Trade

Chrysler - Mercedes Merger Good News For U.S.

Pat Buchanan and others are wringing their hands over the merger of Chrysler and Mercedes. Buchanan warns Germans in Stuttgart will dispose of Chrysler's profits, decide the fate of its workers and reap the benefit of its technological advances.

In fact, there is every reason to expect that the union of Chrysler and Mercedes will be a net plus not only to Chrysler's owners and employees, but to the United States as a whole.

  • According to the latest data from the Bureau of Labor Statistics, the average hourly compensation cost for a production worker in German manufacturing in 1996 was $31.87 -- the highest in the world.

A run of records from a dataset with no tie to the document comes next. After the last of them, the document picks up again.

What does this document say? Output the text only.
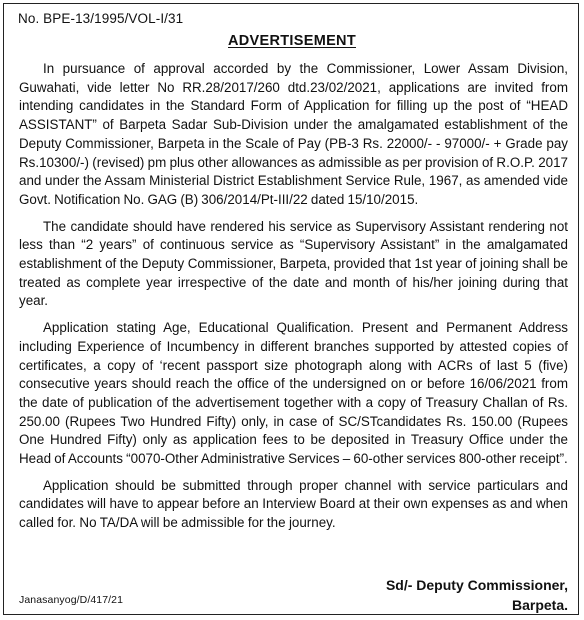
No. BPE-13/1995/VOL-I/31
ADVERTISEMENT

In pursuance of approval accorded by the Commissioner, Lower Assam Division, Guwahati, vide letter No RR.28/2017/260 dtd.23/02/2021, applications are invited from intending candidates in the Standard Form of Application for filling up the post of “HEAD ASSISTANT” of Barpeta Sadar Sub-Division under the amalgamated establishment of the Deputy Commissioner, Barpeta in the Scale of Pay (PB-3 Rs. 22000/- - 97000/- + Grade pay Rs.10300/-) (revised) pm plus other allowances as admissible as per provision of R.O.P. 2017 and under the Assam Ministerial District Establishment Service Rule, 1967, as amended vide Govt. Notification No. GAG (B) 306/2014/Pt-III/22 dated 15/10/2015.

The candidate should have rendered his service as Supervisory Assistant rendering not less than “2 years” of continuous service as “Supervisory Assistant” in the amalgamated establishment of the Deputy Commissioner, Barpeta, provided that 1st year of joining shall be treated as complete year irrespective of the date and month of his/her joining during that year.

Application stating Age, Educational Qualification. Present and Permanent Address including Experience of Incumbency in different branches supported by attested copies of certificates, a copy of ‘recent passport size photograph along with ACRs of last 5 (five) consecutive years should reach the office of the undersigned on or before 16/06/2021 from the date of publication of the advertisement together with a copy of Treasury Challan of Rs. 250.00 (Rupees Two Hundred Fifty) only, in case of SC/STcandidates Rs. 150.00 (Rupees One Hundred Fifty) only as application fees to be deposited in Treasury Office under the Head of Accounts “0070-Other Administrative Services – 60-other services 800-other receipt”.

Application should be submitted through proper channel with service particulars and candidates will have to appear before an Interview Board at their own expenses as and when called for. No TA/DA will be admissible for the journey.

Sd/- Deputy Commissioner,
Barpeta.
Janasanyog/D/417/21
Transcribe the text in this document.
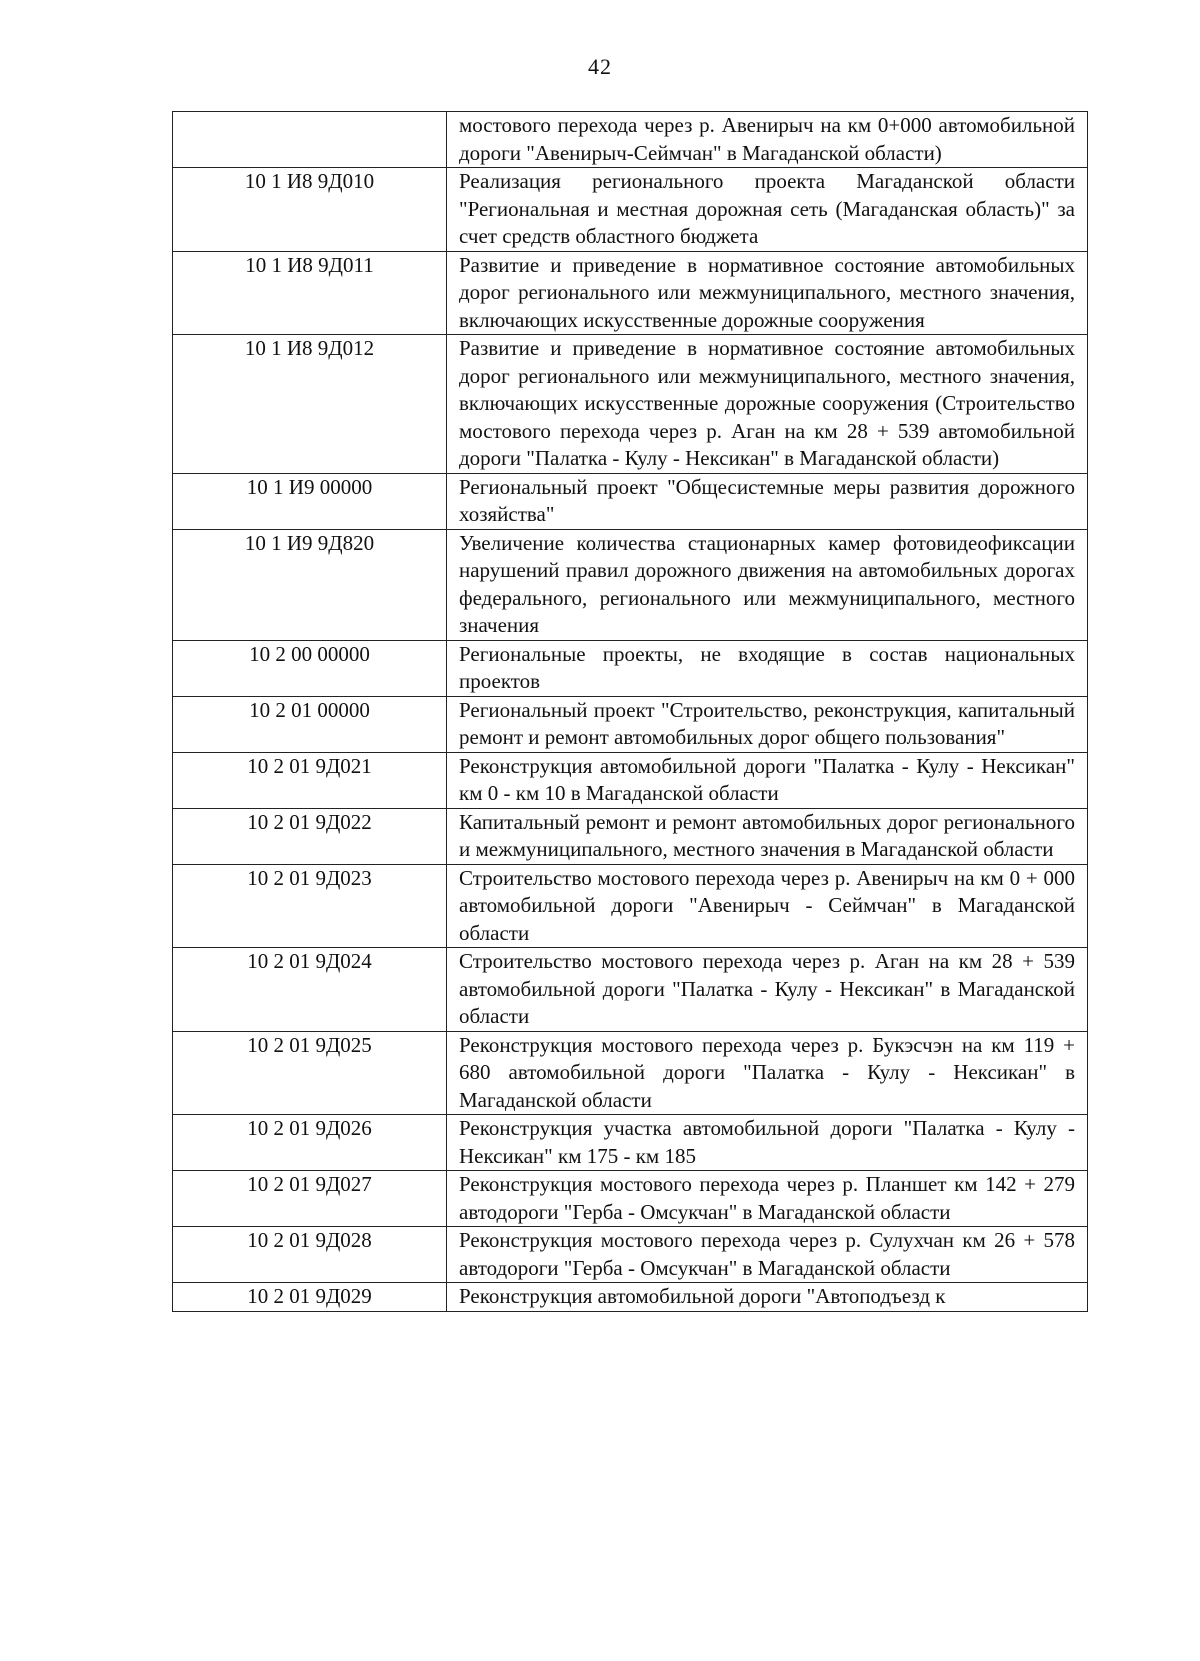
42
	мостового перехода через р. Авенирыч на км 0+000 автомобильной дороги "Авенирыч-Сеймчан" в Магаданской области)
10 1 И8 9Д010	Реализация регионального проекта Магаданской области "Региональная и местная дорожная сеть (Магаданская область)" за счет средств областного бюджета
10 1 И8 9Д011	Развитие и приведение в нормативное состояние автомобильных дорог регионального или межмуниципального, местного значения, включающих искусственные дорожные сооружения
10 1 И8 9Д012	Развитие и приведение в нормативное состояние автомобильных дорог регионального или межмуниципального, местного значения, включающих искусственные дорожные сооружения (Строительство мостового перехода через р. Аган на км 28 + 539 автомобильной дороги "Палатка - Кулу - Нексикан" в Магаданской области)
10 1 И9 00000	Региональный проект "Общесистемные меры развития дорожного хозяйства"
10 1 И9 9Д820	Увеличение количества стационарных камер фотовидеофиксации нарушений правил дорожного движения на автомобильных дорогах федерального, регионального или межмуниципального, местного значения
10 2 00 00000	Региональные проекты, не входящие в состав национальных проектов
10 2 01 00000	Региональный проект "Строительство, реконструкция, капитальный ремонт и ремонт автомобильных дорог общего пользования"
10 2 01 9Д021	Реконструкция автомобильной дороги "Палатка - Кулу - Нексикан" км 0 - км 10 в Магаданской области
10 2 01 9Д022	Капитальный ремонт и ремонт автомобильных дорог регионального и межмуниципального, местного значения в Магаданской области
10 2 01 9Д023	Строительство мостового перехода через р. Авенирыч на км 0 + 000 автомобильной дороги "Авенирыч - Сеймчан" в Магаданской области
10 2 01 9Д024	Строительство мостового перехода через р. Аган на км 28 + 539 автомобильной дороги "Палатка - Кулу - Нексикан" в Магаданской области
10 2 01 9Д025	Реконструкция мостового перехода через р. Букэсчэн на км 119 + 680 автомобильной дороги "Палатка - Кулу - Нексикан" в Магаданской области
10 2 01 9Д026	Реконструкция участка автомобильной дороги "Палатка - Кулу - Нексикан" км 175 - км 185
10 2 01 9Д027	Реконструкция мостового перехода через р. Планшет км 142 + 279 автодороги "Герба - Омсукчан" в Магаданской области
10 2 01 9Д028	Реконструкция мостового перехода через р. Сулухчан км 26 + 578 автодороги "Герба - Омсукчан" в Магаданской области
10 2 01 9Д029	Реконструкция автомобильной дороги "Автоподъезд к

  • Given the $17.70 an hour average in the U.S, Mercedes will probably be further expanding its U.S. operations, because labor costs are lower.

  • On average, workers in foreign-owned U.S. businesses make about 25 percent more than those employed in domestically-owned firms, and foreign direct investment tends to be concentrated in relatively high-paid industries.

The flow of technology is likely to be as much from Germany to the U.S. as the other way. As a 1991 report from the National Academy of Engineering concluded, "new knowledge or basic research increasingly has become a 'global public good,' impossible to bottle up within any one nation's borders."

Foreign-owned firms contribute as much to the U.S. economy as domestically owned firms. The domestic content of output by foreign-owned firms is almost as high as that of domestically-owned companies: 86.9 percent for the former and 92.9 percent for the latter in 1994. And in the auto industry the percentage has been rising in recent years (see figure).